Graph Evidential Learning for Anomaly Detection

TL;DR

This paper introduces Graph Evidential Learning (GEL), a probabilistic framework for graph anomaly detection that models uncertainties to improve robustness and accuracy over traditional reconstruction-error-based methods.

Contribution

GEL redefines graph reconstruction using evidential distributions, effectively quantifying uncertainties and enhancing anomaly detection robustness and performance.

Findings

GEL achieves state-of-the-art anomaly detection results.

GEL is more robust to noise and structural perturbations.

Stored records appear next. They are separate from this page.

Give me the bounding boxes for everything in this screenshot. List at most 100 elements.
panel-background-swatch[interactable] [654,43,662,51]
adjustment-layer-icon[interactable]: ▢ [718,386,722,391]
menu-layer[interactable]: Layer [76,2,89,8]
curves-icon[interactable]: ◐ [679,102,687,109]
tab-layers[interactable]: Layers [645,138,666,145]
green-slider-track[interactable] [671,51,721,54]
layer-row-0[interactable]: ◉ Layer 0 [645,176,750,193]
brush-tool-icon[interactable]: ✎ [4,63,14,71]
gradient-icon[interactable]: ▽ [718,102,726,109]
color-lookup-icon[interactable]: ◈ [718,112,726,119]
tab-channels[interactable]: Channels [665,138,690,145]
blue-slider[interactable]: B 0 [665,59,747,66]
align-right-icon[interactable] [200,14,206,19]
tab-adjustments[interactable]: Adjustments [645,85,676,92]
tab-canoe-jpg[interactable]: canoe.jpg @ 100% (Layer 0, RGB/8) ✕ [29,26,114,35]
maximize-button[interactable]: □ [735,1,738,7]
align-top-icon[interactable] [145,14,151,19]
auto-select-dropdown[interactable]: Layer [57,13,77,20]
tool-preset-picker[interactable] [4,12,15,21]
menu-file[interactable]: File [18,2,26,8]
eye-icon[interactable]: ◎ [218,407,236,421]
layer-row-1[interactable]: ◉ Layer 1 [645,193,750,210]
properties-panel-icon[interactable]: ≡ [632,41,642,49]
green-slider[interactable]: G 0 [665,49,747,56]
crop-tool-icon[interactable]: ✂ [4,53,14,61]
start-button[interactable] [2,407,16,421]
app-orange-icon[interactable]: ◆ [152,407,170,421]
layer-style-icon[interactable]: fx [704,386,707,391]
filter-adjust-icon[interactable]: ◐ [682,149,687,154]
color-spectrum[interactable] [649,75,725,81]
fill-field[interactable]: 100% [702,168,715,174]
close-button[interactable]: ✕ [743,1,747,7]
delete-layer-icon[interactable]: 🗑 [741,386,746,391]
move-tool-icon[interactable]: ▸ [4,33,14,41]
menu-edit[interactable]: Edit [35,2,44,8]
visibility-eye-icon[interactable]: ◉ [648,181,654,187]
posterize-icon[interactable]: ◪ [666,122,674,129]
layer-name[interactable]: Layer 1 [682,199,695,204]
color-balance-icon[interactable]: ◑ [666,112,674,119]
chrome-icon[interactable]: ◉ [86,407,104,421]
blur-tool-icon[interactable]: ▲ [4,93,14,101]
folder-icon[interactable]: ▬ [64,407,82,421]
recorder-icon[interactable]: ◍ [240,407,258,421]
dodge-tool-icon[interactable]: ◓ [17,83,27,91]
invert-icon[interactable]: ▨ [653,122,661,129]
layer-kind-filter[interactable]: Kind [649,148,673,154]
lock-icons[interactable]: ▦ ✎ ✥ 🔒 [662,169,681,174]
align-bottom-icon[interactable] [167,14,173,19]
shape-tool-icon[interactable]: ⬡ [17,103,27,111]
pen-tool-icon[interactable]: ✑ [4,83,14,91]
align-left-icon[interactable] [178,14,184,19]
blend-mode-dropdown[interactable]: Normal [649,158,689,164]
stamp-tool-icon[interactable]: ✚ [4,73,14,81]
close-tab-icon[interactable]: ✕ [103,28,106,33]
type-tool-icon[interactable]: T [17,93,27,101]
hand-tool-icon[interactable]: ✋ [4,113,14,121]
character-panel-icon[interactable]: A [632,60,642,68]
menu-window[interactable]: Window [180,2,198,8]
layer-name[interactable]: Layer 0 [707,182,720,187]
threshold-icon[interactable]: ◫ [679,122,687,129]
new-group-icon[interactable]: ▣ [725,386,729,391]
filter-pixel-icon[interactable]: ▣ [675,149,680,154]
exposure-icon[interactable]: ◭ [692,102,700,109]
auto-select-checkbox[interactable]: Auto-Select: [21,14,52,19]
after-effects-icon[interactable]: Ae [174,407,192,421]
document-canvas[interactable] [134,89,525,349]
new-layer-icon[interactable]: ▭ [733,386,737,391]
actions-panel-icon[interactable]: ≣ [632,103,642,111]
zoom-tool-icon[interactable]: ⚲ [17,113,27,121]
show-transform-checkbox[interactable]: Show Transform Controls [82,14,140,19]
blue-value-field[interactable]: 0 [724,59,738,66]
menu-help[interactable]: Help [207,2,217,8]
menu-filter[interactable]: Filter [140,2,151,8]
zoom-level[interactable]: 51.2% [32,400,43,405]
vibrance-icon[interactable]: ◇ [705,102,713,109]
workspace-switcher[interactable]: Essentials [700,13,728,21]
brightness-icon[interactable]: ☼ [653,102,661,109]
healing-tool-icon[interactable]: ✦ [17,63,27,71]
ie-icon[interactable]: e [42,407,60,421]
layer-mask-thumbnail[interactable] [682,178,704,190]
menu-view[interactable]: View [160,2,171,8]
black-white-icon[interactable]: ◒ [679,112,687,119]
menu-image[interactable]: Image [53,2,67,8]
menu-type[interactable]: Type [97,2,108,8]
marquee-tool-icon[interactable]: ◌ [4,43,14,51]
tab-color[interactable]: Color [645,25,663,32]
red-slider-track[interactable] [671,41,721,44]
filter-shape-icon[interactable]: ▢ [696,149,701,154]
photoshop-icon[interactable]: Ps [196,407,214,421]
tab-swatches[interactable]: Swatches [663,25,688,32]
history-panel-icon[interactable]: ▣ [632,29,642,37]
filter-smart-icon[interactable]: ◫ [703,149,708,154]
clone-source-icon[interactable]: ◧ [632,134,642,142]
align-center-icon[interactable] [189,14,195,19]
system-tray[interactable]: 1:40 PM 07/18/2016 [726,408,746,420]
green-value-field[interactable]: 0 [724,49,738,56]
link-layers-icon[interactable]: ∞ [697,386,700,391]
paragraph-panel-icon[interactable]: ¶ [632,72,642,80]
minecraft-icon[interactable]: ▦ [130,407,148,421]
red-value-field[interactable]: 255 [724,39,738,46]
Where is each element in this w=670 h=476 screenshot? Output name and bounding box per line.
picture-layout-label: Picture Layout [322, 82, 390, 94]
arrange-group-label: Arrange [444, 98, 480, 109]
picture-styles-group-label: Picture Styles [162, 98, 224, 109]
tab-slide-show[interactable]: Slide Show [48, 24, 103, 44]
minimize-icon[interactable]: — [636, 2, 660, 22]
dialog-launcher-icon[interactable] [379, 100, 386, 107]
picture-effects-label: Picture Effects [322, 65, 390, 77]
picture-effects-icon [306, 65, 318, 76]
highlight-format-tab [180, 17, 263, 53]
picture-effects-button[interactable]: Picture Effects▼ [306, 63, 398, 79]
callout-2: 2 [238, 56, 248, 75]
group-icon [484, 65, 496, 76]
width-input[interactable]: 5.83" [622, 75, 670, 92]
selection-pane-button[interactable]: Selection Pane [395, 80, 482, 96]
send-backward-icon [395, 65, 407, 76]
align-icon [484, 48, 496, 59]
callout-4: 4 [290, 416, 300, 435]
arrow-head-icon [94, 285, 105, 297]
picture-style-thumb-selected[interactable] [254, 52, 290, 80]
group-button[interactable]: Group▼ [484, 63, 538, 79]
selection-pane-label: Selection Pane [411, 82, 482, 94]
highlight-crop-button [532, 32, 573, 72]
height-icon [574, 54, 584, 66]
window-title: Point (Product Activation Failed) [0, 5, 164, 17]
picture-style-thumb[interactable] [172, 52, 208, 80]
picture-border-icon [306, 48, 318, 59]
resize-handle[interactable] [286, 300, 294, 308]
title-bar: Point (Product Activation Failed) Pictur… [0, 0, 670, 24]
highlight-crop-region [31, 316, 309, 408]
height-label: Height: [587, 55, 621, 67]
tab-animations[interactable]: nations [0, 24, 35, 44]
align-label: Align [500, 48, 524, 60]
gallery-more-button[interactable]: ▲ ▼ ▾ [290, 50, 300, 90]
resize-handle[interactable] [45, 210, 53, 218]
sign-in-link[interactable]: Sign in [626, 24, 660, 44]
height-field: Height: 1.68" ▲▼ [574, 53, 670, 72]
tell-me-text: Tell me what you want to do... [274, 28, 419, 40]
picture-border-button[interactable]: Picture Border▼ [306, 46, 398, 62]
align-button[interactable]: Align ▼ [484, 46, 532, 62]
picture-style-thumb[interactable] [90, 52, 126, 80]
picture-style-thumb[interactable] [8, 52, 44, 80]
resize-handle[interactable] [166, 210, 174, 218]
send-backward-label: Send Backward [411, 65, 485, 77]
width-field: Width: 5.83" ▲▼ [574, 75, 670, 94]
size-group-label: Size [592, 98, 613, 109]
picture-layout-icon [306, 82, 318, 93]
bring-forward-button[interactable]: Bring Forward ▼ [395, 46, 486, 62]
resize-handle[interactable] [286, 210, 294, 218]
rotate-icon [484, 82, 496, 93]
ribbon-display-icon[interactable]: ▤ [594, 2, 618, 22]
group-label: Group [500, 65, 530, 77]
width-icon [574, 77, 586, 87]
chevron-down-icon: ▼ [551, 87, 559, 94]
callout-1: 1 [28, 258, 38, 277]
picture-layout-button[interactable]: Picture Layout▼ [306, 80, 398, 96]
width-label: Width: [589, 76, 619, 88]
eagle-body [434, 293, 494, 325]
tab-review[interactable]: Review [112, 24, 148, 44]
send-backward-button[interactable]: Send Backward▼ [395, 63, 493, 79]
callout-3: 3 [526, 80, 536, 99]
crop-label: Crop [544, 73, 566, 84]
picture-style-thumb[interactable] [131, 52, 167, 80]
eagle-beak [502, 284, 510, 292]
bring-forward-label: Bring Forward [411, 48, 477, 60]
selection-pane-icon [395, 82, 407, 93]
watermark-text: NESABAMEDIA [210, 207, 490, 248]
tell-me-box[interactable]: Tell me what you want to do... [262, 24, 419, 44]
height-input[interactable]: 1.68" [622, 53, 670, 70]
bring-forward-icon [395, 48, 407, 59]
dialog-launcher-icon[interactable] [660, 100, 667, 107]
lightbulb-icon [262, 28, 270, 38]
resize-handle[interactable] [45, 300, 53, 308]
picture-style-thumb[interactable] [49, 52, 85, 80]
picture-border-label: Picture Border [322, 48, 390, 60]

GEL effectively models uncertainty in graph data.

Abstract

Graph anomaly detection faces significant challenges due to the scarcity of reliable anomaly-labeled datasets, driving the development of unsupervised methods. Graph autoencoders (GAEs) have emerged as a dominant approach by reconstructing graph structures and node features while deriving anomaly scores from reconstruction errors. However, relying solely on reconstruction error for anomaly detection has limitations, as it increases the sensitivity to noise and overfitting. To address these issues, we propose Graph Evidential Learning (GEL), a probabilistic framework that redefines the reconstruction process through evidential learning. By modeling node features and graph topology using evidential distributions, GEL quantifies two types of uncertainty: graph uncertainty and reconstruction uncertainty, incorporating them into the anomaly scoring mechanism. Extensive experiments demonstrate that GEL achieves state-of-the-art performance while maintaining high robustness against noise and structural perturbations.